Remember Harvard professor Avi Loeb, who claimed that high-velocity meteorites recovered off the coast of Papua and New Guinea contained pieces of alien technology?
“Reanalysis of seismic data suggests Loeb may have been looking for meteorite debris in the wrong place,” the Washington Post wrote.
The analysis, led by Johns Hopkins University seismologist Benjamin Fernando, was cited by Loeb as helping to locate sound waves that were said to be from a meteor exploding in the atmosphere, as well as fields of meteor debris. They claim the sound waves most likely came from a truck that was driving on a nearby road. Seismograph.
“An interstellar signal linked to aliens was actually just a truck,” reads the headline of the Johns Hopkins University announcement. “The location of the fireball was actually very far from the location where the marine survey team went to recover meteorite fragments,” Fernando said in the statement. “Not only were they using the wrong signal, they were looking in the wrong place.”
Fernando's team used data from observatories in Australia and Palau designed to detect sound waves from nuclear tests to find more likely meteors more than 100 miles from the area they originally studied. Identified high places. They concluded that the material recovered from the ocean floor was particles produced from small ordinary meteorites, or other meteorites that hit the surface mixed with Earth's pollution.
“For several days before and after, there were hundreds of signals exactly like this on seismometers in Papua New Guinea,” Fernando told The Washington Post.

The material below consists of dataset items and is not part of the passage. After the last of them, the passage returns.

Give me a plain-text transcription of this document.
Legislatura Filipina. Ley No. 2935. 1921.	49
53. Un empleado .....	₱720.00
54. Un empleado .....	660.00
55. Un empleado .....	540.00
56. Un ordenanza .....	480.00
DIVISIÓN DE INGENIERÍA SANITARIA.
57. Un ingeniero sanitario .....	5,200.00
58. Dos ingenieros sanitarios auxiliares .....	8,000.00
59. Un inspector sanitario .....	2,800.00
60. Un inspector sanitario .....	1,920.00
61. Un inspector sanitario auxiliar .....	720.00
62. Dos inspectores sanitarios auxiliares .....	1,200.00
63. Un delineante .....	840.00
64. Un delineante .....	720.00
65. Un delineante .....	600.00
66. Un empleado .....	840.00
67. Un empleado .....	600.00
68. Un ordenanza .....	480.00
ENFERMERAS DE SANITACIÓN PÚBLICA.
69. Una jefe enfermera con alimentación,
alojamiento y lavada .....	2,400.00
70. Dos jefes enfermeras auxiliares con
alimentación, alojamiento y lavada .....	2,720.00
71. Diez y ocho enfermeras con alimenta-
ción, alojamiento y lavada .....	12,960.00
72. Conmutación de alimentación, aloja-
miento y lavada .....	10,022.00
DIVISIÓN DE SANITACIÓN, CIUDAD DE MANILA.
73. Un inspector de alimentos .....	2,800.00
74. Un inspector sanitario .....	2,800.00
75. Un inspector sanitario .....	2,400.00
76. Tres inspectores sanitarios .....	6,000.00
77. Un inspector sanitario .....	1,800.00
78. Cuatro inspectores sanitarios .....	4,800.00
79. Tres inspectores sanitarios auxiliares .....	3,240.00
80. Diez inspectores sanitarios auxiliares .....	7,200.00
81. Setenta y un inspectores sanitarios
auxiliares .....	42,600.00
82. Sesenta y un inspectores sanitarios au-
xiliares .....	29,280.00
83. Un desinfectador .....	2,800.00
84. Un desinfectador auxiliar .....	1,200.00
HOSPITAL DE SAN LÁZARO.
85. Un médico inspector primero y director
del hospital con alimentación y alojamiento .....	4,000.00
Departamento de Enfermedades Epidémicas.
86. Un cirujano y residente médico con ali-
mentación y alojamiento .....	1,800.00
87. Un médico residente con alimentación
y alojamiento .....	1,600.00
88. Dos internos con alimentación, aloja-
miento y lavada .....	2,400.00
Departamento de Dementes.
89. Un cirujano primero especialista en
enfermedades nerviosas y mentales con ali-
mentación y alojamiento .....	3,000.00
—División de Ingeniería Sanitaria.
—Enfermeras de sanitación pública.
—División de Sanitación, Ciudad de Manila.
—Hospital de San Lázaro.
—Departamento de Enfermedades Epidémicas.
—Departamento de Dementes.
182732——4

But the newspaper added: “Mr Loeb, however, stands firm on his position.”
“The seismic data has nothing to do with the location of the meteorite,” Loeb told The Washington Post. He said his team primarily based search coordinates on satellite data from the U.S. military. Three years of analysis by the U.S. Space Force confirmed the hypothesis that the meteor's ultra-high velocity indicates an extrasolar origin, Loeb said…
[Fernando] He said his team believes the meteor's alleged velocity is the result of a sensor measurement error. “We think most likely it is a natural meteorite from within our solar system,” he said.
In any case, the search for Mr. Loeb is far from over. Once he has enough money, he told the Post, he plans to return to the Pacific Ocean to look for larger pieces of what was thrown into the ocean.